9.                  God’s new covenant is new also because the one who mediates it is one greater than Moses.
While we were busy breaking our promises with God in the old covenant, he was making one with us. God said in Jeremiah 31 he would forgive our wickedness and remember our sins no more. That covenant was realized in the work of his Son Jesus.
10.              Jesus is the fulfillment of God’s promises of forgiveness and eternal life. He lived the life we should have lived, died our death, and paid the ultimate price. There was hell to pay for the promises we broke and the relationship we destroyed with God, and Jesus Christ paid it. He suffered hell for us on the cross when he cried out, “My God, my God, why have you forsaken me?”
11.              God didn’t stop there. Not only did he earn our forgiveness, but he promised to bring it to us. He fulfilled that promise at our Baptism, when our sins were forgiven and we were given the gift of faith. That baptismal promise is as effective today as when it was first made. So often I hear Christians say, “I don’t feel forgiven. My sin is too big.” God’s promises are sure. They aren’t dependent on us. The Bible constantly reminds us of that. God promised the Israelites a way out of slavery in Egypt and a new home. Even though they doubted God, cursed the hardship of the wilderness, and built a golden idol, Joshua led them into the Promised Land and proclaimed, “Not one word has failed of all the good things that the Lord your God promised concerning you” (Josh 23:14). God promised David that the Messiah would be his descendant. Even when David committed adultery with Bathsheba and tried to cover over his sin, God traced the line of Christ through their offspring.
12.              Have you come here today feeling guilty because you haven’t talked to your kids about Christ? Do you regret doing something that hurt your marriage? Are you sorry that worship and Bible study haven’t been a priority in your life? Well, I want you to know that forgiveness is yours right now. Not after you do 14 good deeds or get a warm fuzzy feeling inside that tells you you’re forgiven. God forgives you, loves you, has a relationship with you because he has promised it to you through His Son Jesus Christ who has given to us a new and better covenant.

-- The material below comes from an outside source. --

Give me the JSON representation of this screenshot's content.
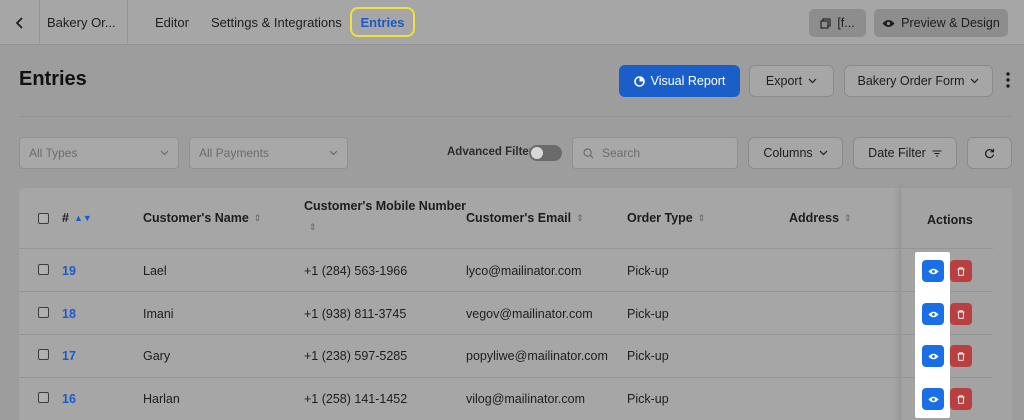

13.              Now that we live in the new covenant of God in Christ Jesus, our promises are our Christian witness. We’re only able to say, “I promise,” and keep it, because of a God who has done that very thing in our lives. In an age when divorce is increasingly rampant, a happily married couple points to Christ. When it’s easier for everyone to inhale dinner and let the kids go play, a family that sets aside time for devotions shows their neighbors that God is the priority. When society says putting your parents away at the first sign of disease—or even killing them—is okay, children who provide for their parents’ need, even at a great personal cost, show they believe something different. This won’t be easy, and you’ll break your promises again. But when you do, God will lead you to this place, this altar. You’ll kneel under the weight of your broken promises, receive bread and wine and, attached to them, the very words of Christ: “This is my body. This is my blood. You are forgiven. Amen!